Flavia Carraro is an anthropologist and ethnologist. She obtained her PhD at the Laboratoire d’Anthropologie Sociale - LAS and at the University of Paris 8 in 2010 and she is chercheur associé at the Centre Norbert Elias (Cnrs, Marseille) and at the Laboratoire Archéologie et Sciences de l’Antiquité - ArScAn (Cnrs, MAE, Nanterre).

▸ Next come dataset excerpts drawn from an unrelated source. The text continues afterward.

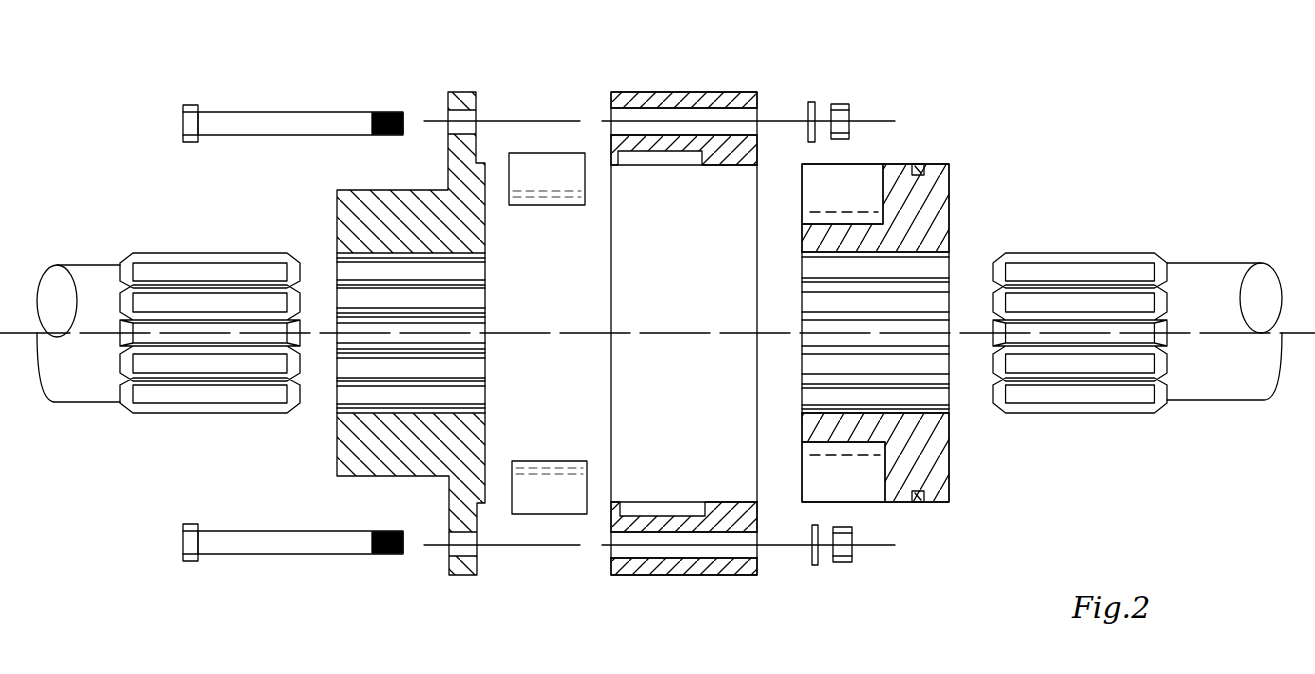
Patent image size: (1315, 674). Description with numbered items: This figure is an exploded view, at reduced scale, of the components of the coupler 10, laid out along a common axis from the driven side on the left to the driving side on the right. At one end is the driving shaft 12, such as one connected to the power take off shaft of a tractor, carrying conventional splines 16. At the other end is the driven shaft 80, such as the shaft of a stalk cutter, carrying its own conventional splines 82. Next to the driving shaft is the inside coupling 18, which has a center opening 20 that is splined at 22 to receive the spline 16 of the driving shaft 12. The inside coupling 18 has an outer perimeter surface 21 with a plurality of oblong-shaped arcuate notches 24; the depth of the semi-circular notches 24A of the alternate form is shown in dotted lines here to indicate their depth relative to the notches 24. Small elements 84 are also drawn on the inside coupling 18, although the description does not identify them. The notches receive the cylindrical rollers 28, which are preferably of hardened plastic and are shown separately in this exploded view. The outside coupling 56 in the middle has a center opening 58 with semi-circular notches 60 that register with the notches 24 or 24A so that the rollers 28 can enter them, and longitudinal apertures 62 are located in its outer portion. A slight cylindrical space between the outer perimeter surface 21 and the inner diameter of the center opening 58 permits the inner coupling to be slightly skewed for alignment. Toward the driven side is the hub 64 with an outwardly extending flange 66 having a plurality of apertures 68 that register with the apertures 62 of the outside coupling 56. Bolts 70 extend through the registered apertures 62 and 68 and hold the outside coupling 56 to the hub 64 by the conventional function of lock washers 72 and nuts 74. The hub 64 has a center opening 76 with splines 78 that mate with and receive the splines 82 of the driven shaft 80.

The coupler 10 is at (1015, 87).
The driving shaft 12 is at (1215, 252).
The splines 16 is at (1100, 252).
The inside coupling 18 is at (917, 345).
The center opening 20 is at (965, 345).
The outer perimeter surface 21 is at (930, 185).
The splines 22 is at (952, 350).
The oblong-shaped arcuate notches 24 is at (866, 180).
The semi-circular notches 24A is at (858, 455).
The cylindrical rollers 28 is at (518, 205).
The outside coupling 56 is at (729, 315).
The center opening 58 is at (643, 226).
The semi-circular notches 60 is at (652, 160).
The longitudinal apertures 62 is at (709, 113).
The hub 64 is at (421, 341).
The flange 66 is at (478, 100).
The apertures 68 is at (470, 115).
The bolts 70 is at (271, 114).
The lock washers 72 is at (812, 105).
The nuts 74 is at (850, 110).
The center opening 76 is at (487, 413).
The splines 78 is at (345, 298).
The driven shaft 80 is at (76, 252).
The splines 82 is at (177, 270).
The plug 84 is at (922, 498).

She has conducted research as invited researcher at the University of Texas at Austin in 2014 and she has been Marie Curie Fellow at the University of Copenhagen and DNRF’s CTR from 2014 to 2016. Since February 2017, she is postdoc researcher in the frame of the PENELOPE ERC Research Project hosted by the Institute for the History of Technology and Science of the Deutsches Museum in Munich.

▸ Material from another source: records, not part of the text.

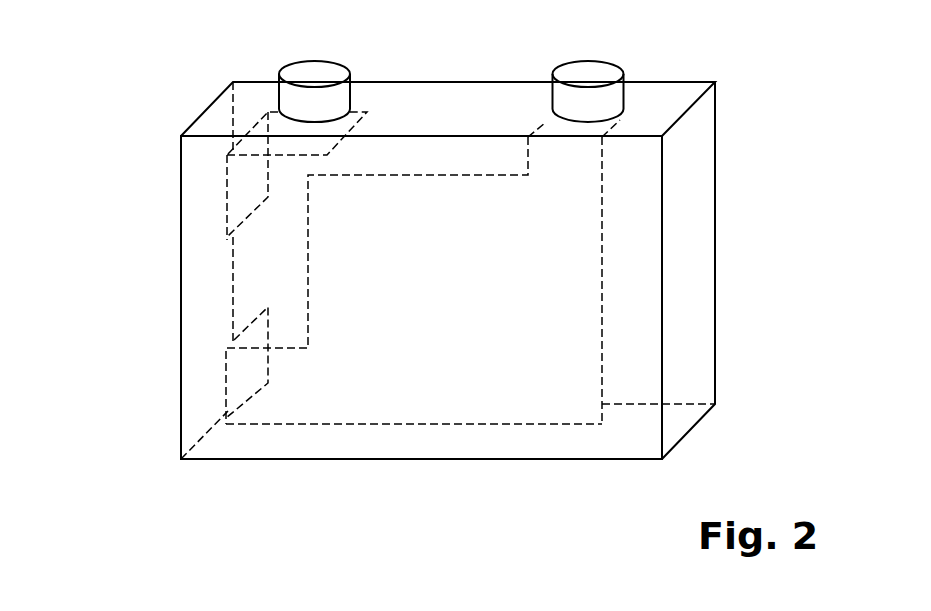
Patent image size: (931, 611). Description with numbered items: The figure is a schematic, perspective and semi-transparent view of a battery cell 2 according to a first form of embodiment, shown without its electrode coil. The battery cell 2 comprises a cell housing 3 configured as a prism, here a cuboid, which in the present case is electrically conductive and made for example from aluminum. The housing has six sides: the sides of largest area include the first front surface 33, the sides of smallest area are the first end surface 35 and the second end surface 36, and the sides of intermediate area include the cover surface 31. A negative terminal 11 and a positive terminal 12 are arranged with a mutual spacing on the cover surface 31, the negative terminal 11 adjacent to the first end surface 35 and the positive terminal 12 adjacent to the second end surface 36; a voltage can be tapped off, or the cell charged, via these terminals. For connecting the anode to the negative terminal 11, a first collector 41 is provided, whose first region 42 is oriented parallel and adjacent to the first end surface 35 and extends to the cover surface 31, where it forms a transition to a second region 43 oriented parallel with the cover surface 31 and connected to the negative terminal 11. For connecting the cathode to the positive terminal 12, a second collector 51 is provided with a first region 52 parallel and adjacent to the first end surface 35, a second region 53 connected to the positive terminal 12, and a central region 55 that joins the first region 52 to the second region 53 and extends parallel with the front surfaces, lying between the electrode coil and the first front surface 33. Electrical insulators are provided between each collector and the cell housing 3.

The battery cell 2 is at (134, 84).
The cell housing 3 is at (670, 88).
The negative terminal 11 is at (313, 67).
The positive terminal 12 is at (585, 62).
The cover surface 31 is at (405, 97).
The first front surface 33 is at (637, 338).
The first end surface 35 is at (170, 160).
The second end surface 36 is at (706, 146).
The first collector 41 is at (227, 187).
The first region of the first collector 42 is at (227, 215).
The second region of the first collector 43 is at (262, 128).
The second collector 51 is at (437, 410).
The first region of the second collector 52 is at (225, 377).
The second region of the second collector 53 is at (545, 108).
The central region of the second collector 55 is at (489, 410).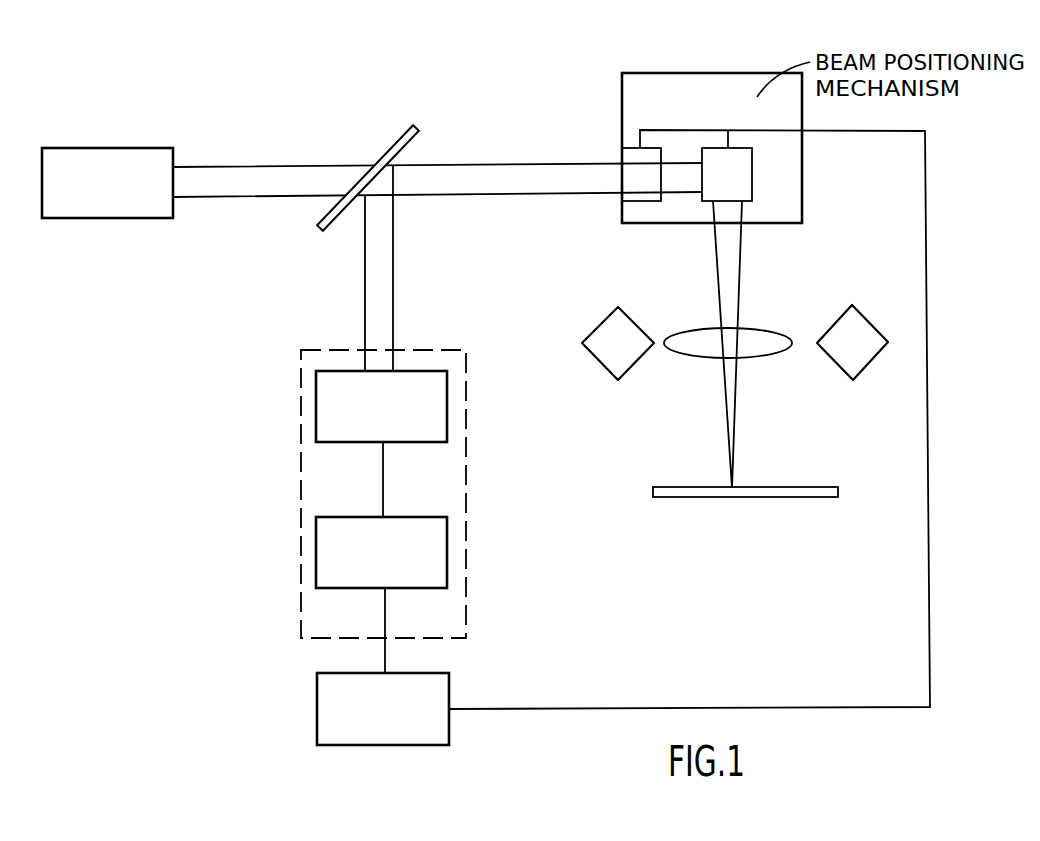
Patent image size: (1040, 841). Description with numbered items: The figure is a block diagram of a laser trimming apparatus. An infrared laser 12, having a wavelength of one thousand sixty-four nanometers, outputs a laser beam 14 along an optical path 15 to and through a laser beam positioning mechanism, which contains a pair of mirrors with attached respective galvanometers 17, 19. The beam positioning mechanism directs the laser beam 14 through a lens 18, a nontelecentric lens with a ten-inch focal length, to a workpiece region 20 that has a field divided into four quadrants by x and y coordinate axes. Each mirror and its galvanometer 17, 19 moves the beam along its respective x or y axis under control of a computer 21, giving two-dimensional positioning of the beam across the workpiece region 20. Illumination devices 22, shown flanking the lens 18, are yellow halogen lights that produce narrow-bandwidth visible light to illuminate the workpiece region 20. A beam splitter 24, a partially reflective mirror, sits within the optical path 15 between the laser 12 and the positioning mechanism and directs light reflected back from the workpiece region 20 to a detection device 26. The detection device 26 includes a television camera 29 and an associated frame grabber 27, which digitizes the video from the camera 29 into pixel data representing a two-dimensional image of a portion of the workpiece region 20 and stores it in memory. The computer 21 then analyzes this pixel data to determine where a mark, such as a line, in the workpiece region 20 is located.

The infrared laser 12 is at (148, 147).
The laser beam 14 is at (263, 165).
The optical path 15 is at (517, 162).
The mirror and galvanometer 17 is at (640, 201).
The lens 18 is at (757, 328).
The mirror and galvanometer 19 is at (708, 201).
The workpiece region 20 is at (793, 487).
The computer 21 is at (450, 677).
The illumination devices 22 is at (602, 322).
The beam splitter 24 is at (406, 133).
The detection device 26 is at (300, 390).
The frame grabber 27 is at (448, 550).
The television camera 29 is at (447, 388).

Flavia Carraro’s research work focuses on technical and epistemic practices, technological devices and social structures of knowledge in both sciences and technology, and lies in the framework of the anthropology of technology and science, cultural technology, linguistic anthropology and anthropology of knowledge. Her ethnographic investigations concern the ancient as well as the modern world and different communities and scientific tribes. She is especially interested in the relation between material culture and symbolic forms as it can be explored through the intellectual and material technologies of writing and weaving from ancient times until modern innovations and computer science. In particular, her research addresses the code and coding/decoding practices of both signs and threads in an anthropological and epistemological perspective.